Fin a una restricción histórica en las corporaciones policiales
En un giro significativo que refleja la evolución de las normas sociales, la Secretaría de Seguridad y Protección Ciudadana (SSPC) ha emitido una nueva directiva que elimina por completo la prohibición que durante décadas impedía a los policías en México portar tatuajes visibles. Esta medida, que entrará en vigor de manera inmediata, representa un cambio profundo en los códigos de apariencia y disciplina que tradicionalmente han regido a las fuerzas del orden.
Detalles de la nueva normativa y su alcance
La disposición oficial, publicada en el Diario Oficial de la Federación, establece que los elementos de las diversas corporaciones policiales, tanto federales como estatales y municipales, ya no enfrentarán restricciones basadas en la presencia de tatuajes durante los procesos de reclutamiento, ascenso o en el desempeño de sus funciones diarias. Sin embargo, la normativa incluye ciertas salvaguardas:
- Los tatuajes no podrán contener mensajes ofensivos, discriminatorios o que promuevan la violencia.
- Queda prohibida la exhibición de símbolos asociados con grupos delictivos o ideologías extremistas.
- Se mantendrá la evaluación caso por caso para garantizar que los tatuajes no afecten la imagen institucional o la capacidad operativa.
Esta flexibilización se alinea con tendencias internacionales, donde cuerpos policiales en países como Estados Unidos, Canadá y varias naciones europeas han relajado sus políticas sobre tatuajes en los últimos años.
Impacto en el reclutamiento y la cultura institucional
Expertos en seguridad y derechos laborales han señalado que esta decisión podría tener efectos positivos considerables. Por un lado, se espera que amplíe el pool de candidatos para las vacantes policiales, especialmente entre las generaciones más jóvenes donde los tatuajes son una forma común de expresión personal. Históricamente, muchos aspirantes calificados eran rechazados únicamente por tener tatuajes visibles, incluso pequeños o con significados personales.
Por otro lado, la medida busca modernizar la imagen de las instituciones policiales y acercarlas a la sociedad a la que sirven. "Es un reconocimiento de que la capacidad, el compromiso y la ética de un policía no están determinadas por su apariencia física, sino por su formación, conducta y dedicación al servicio público", explicó un portavoz de la SSPC durante el anuncio.

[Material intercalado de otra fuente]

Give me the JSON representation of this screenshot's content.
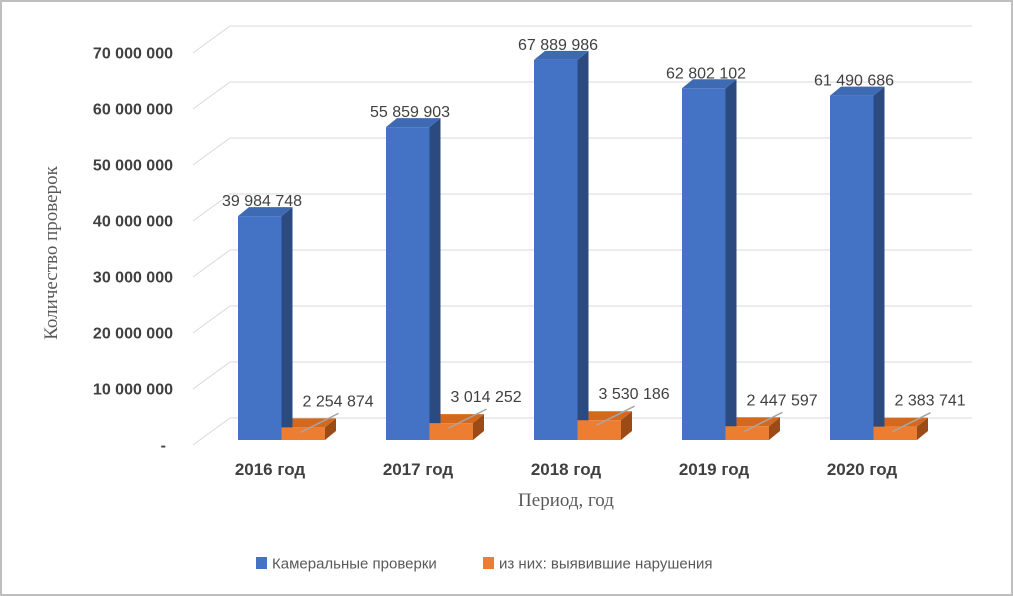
{
  "chart_data": {
    "type": "bar",
    "variant": "3d-clustered-column",
    "title": "",
    "categories": [
      "2016 год",
      "2017 год",
      "2018 год",
      "2019 год",
      "2020 год"
    ],
    "series": [
      {
        "name": "Камеральные проверки",
        "color": "#4472C4",
        "color_top": "#3E69B3",
        "color_side": "#2B4B80",
        "values": [
          39984748,
          55859903,
          67889986,
          62802102,
          61490686
        ],
        "labels": [
          "39 984 748",
          "55 859 903",
          "67 889 986",
          "62 802 102",
          "61 490 686"
        ]
      },
      {
        "name": "из них: выявившие нарушения",
        "color": "#ED7D31",
        "color_top": "#D3691F",
        "color_side": "#9C4B17",
        "values": [
          2254874,
          3014252,
          3530186,
          2447597,
          2383741
        ],
        "labels": [
          "2 254 874",
          "3 014 252",
          "3 530 186",
          "2 447 597",
          "2 383 741"
        ]
      }
    ],
    "xlabel": "Период, год",
    "ylabel": "Количество проверок",
    "ylim": [
      0,
      70000000
    ],
    "ytick_interval": 10000000,
    "ytick_labels": [
      "-",
      "10 000 000",
      "20 000 000",
      "30 000 000",
      "40 000 000",
      "50 000 000",
      "60 000 000",
      "70 000 000"
    ],
    "grid": true,
    "legend_position": "bottom"
  },
  "styles": {
    "grid_color": "#D9D9D9",
    "leader_color": "#A6A6A6",
    "text_color": "#404040",
    "muted_text_color": "#595959",
    "frame_border": "#BFBFBF",
    "background": "#FFFFFF"
  }
}
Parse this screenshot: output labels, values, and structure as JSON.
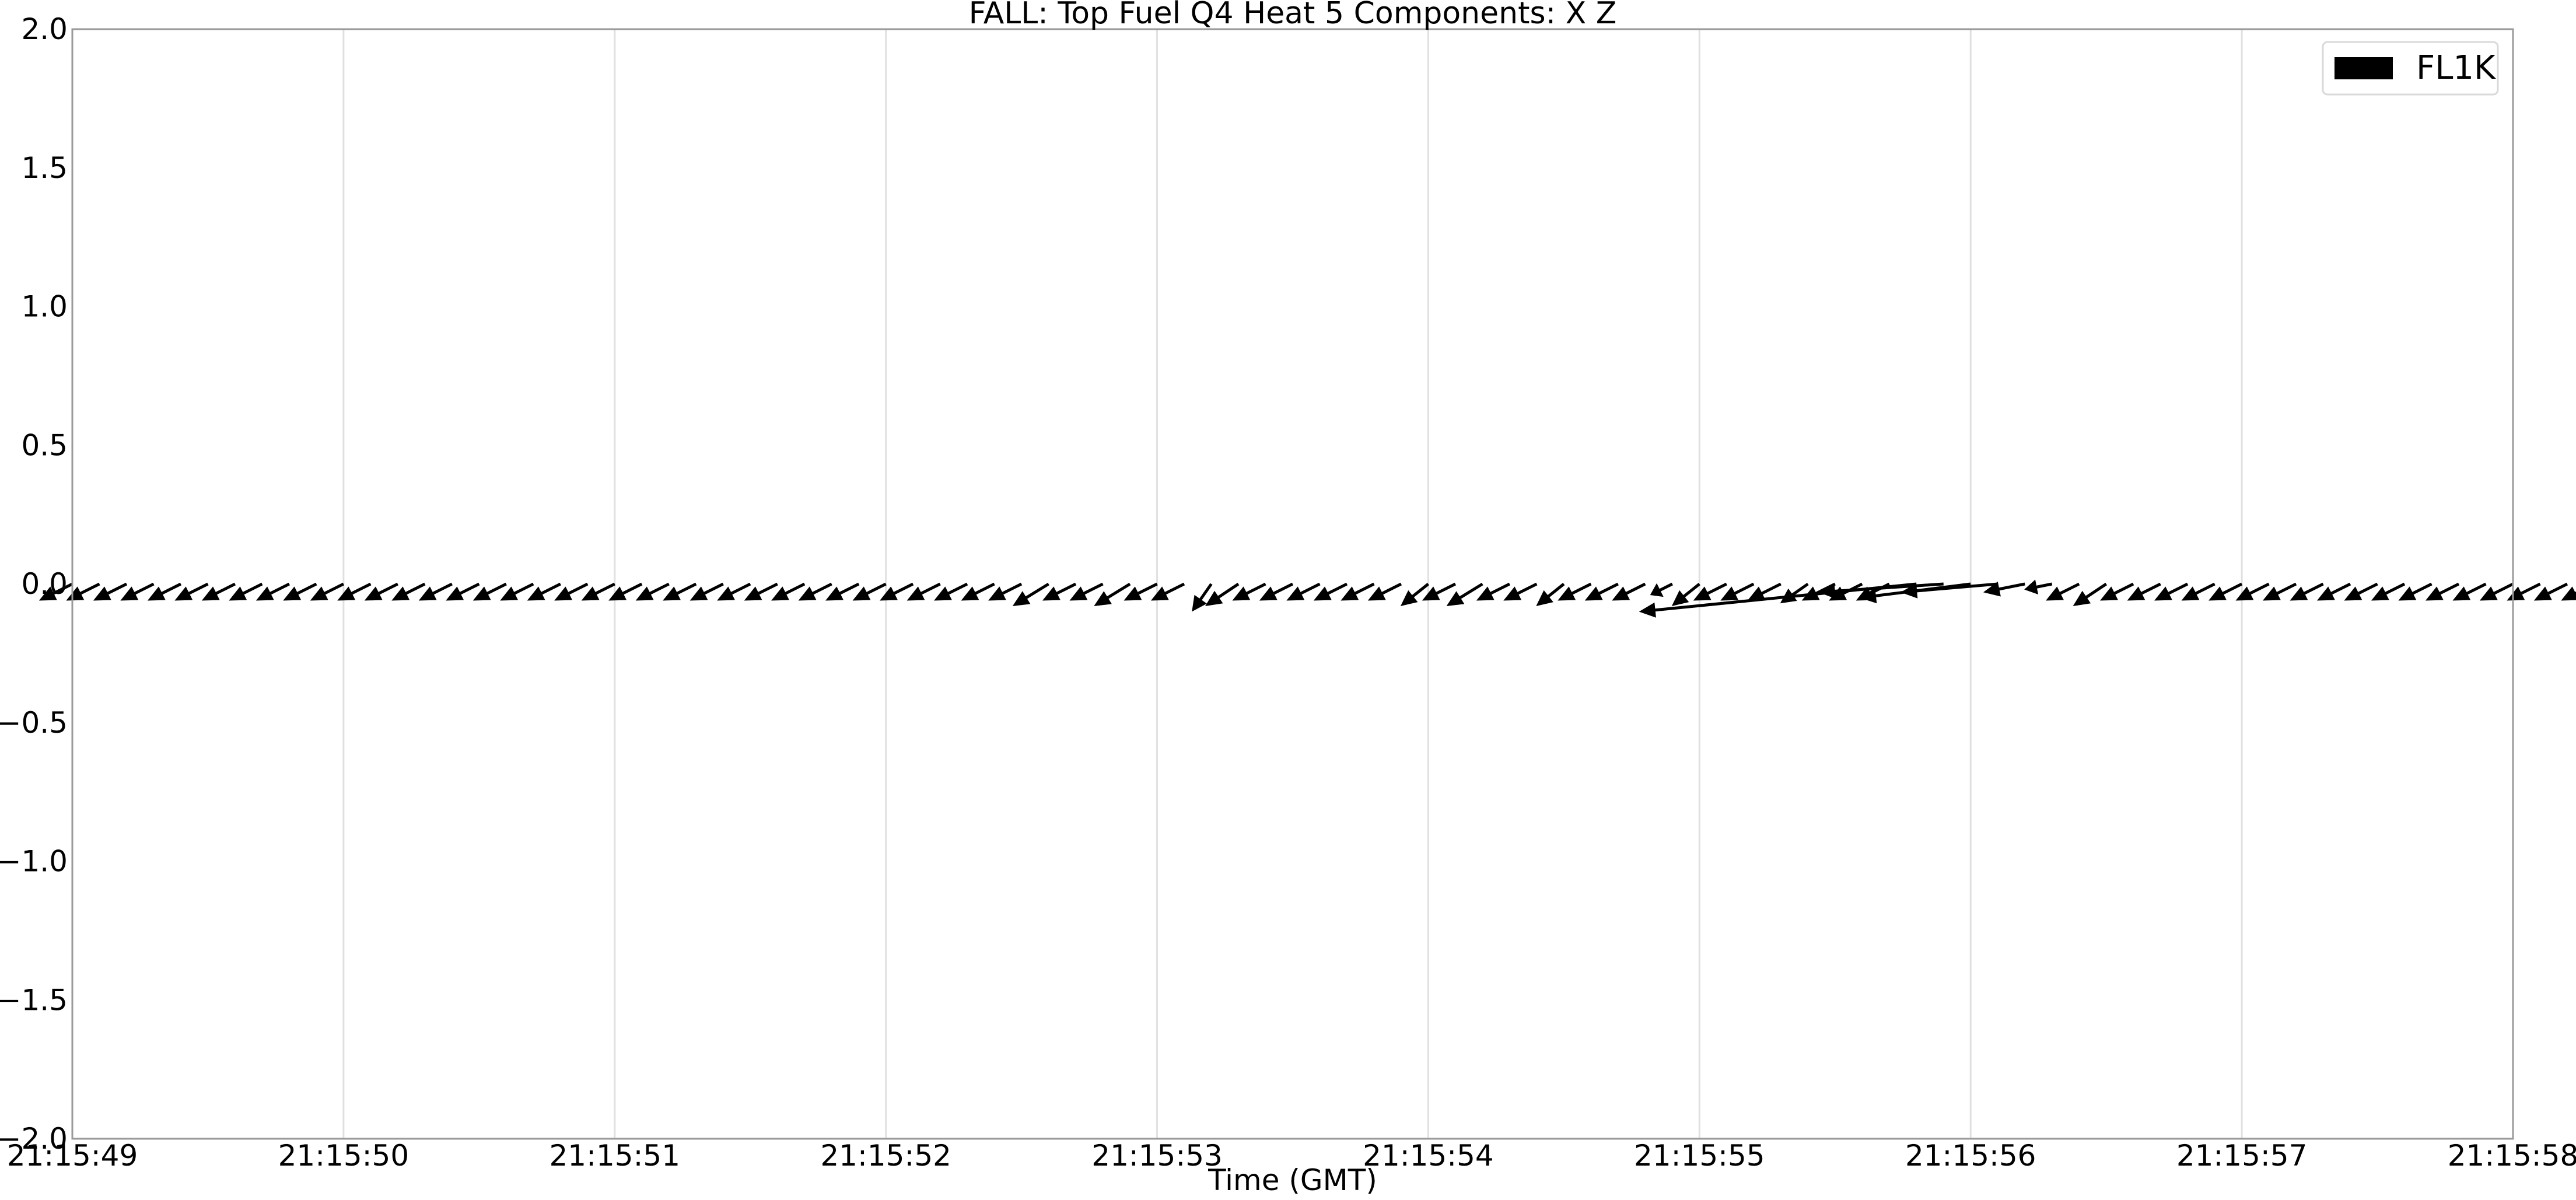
{
  "chart_data": {
    "type": "quiver",
    "title": "FALL: Top Fuel Q4 Heat 5 Components: X Z",
    "xlabel": "Time (GMT)",
    "ylabel": "",
    "ylim": [
      -2.0,
      2.0
    ],
    "xlim": [
      "21:15:49",
      "21:15:58"
    ],
    "x_tick_labels": [
      "21:15:49",
      "21:15:50",
      "21:15:51",
      "21:15:52",
      "21:15:53",
      "21:15:54",
      "21:15:55",
      "21:15:56",
      "21:15:57",
      "21:15:58"
    ],
    "y_tick_labels": [
      "2.0",
      "1.5",
      "1.0",
      "0.5",
      "0.0",
      "−0.5",
      "−1.0",
      "−1.5",
      "−2.0"
    ],
    "y_ticks": [
      2.0,
      1.5,
      1.0,
      0.5,
      0.0,
      -0.5,
      -1.0,
      -1.5,
      -2.0
    ],
    "grid": "vertical",
    "legend": {
      "placement": "top-right",
      "entries": [
        {
          "name": "FL1K",
          "color": "#000000"
        }
      ]
    },
    "series": [
      {
        "name": "FL1K",
        "color": "#000000",
        "baseline_y": 0.0,
        "t_start": "21:15:49",
        "sample_interval_s": 0.1,
        "components_x": [
          -0.12,
          -0.12,
          -0.12,
          -0.12,
          -0.12,
          -0.12,
          -0.12,
          -0.12,
          -0.12,
          -0.12,
          -0.12,
          -0.12,
          -0.12,
          -0.12,
          -0.12,
          -0.12,
          -0.12,
          -0.12,
          -0.12,
          -0.12,
          -0.12,
          -0.12,
          -0.12,
          -0.12,
          -0.12,
          -0.12,
          -0.12,
          -0.12,
          -0.12,
          -0.12,
          -0.12,
          -0.12,
          -0.12,
          -0.12,
          -0.12,
          -0.12,
          -0.13,
          -0.12,
          -0.12,
          -0.13,
          -0.12,
          -0.12,
          -0.07,
          -0.12,
          -0.12,
          -0.12,
          -0.12,
          -0.12,
          -0.12,
          -0.12,
          -0.1,
          -0.12,
          -0.13,
          -0.12,
          -0.12,
          -0.1,
          -0.12,
          -0.12,
          -0.12,
          -0.08,
          -0.1,
          -0.12,
          -0.12,
          -0.12,
          -0.1,
          -0.12,
          -0.12,
          -0.12,
          -1.0,
          -0.45,
          -0.4,
          -0.35,
          -0.15,
          -0.1,
          -0.12,
          -0.12,
          -0.12,
          -0.12,
          -0.12,
          -0.12,
          -0.12,
          -0.12,
          -0.12,
          -0.12,
          -0.12,
          -0.12,
          -0.12,
          -0.12,
          -0.12,
          -0.12,
          -0.12,
          -0.12,
          -0.12,
          -0.12,
          -0.12,
          -0.12,
          -0.12,
          -0.12,
          -0.12,
          -0.12
        ],
        "components_z": [
          -0.06,
          -0.06,
          -0.06,
          -0.06,
          -0.06,
          -0.06,
          -0.06,
          -0.06,
          -0.06,
          -0.06,
          -0.06,
          -0.06,
          -0.06,
          -0.06,
          -0.06,
          -0.06,
          -0.06,
          -0.06,
          -0.06,
          -0.06,
          -0.06,
          -0.06,
          -0.06,
          -0.06,
          -0.06,
          -0.06,
          -0.06,
          -0.06,
          -0.06,
          -0.06,
          -0.06,
          -0.06,
          -0.06,
          -0.06,
          -0.06,
          -0.06,
          -0.08,
          -0.06,
          -0.06,
          -0.08,
          -0.06,
          -0.06,
          -0.1,
          -0.08,
          -0.06,
          -0.06,
          -0.06,
          -0.06,
          -0.06,
          -0.06,
          -0.08,
          -0.06,
          -0.08,
          -0.06,
          -0.06,
          -0.08,
          -0.06,
          -0.06,
          -0.06,
          -0.04,
          -0.08,
          -0.06,
          -0.06,
          -0.06,
          -0.07,
          -0.06,
          -0.06,
          -0.06,
          -0.1,
          -0.03,
          -0.05,
          -0.03,
          -0.03,
          -0.02,
          -0.06,
          -0.08,
          -0.06,
          -0.06,
          -0.06,
          -0.06,
          -0.06,
          -0.06,
          -0.06,
          -0.06,
          -0.06,
          -0.06,
          -0.06,
          -0.06,
          -0.06,
          -0.06,
          -0.06,
          -0.06,
          -0.06,
          -0.06,
          -0.06,
          -0.06,
          -0.06,
          -0.06,
          -0.06,
          -0.06
        ]
      }
    ]
  }
}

No obstante, la decisión no ha estado exenta de debate. Algunos sectores más conservadores dentro de las instituciones argumentan que los tatuajes podrían afectar la autoridad y el respeto que los uniformados deben proyectar. En respuesta, las autoridades han enfatizado que el reglamento disciplinario y los códigos de conducta seguirán siendo estrictamente aplicados, independientemente de la apariencia personal.
La implementación de esta nueva política requerirá ajustes en los manuales de uniformidad y procedimientos de las más de 2,000 corporaciones policiales en el país. Se anticipa un periodo de transición donde se capacitará a los mandos sobre la aplicación consistente y no discriminatoria de la norma.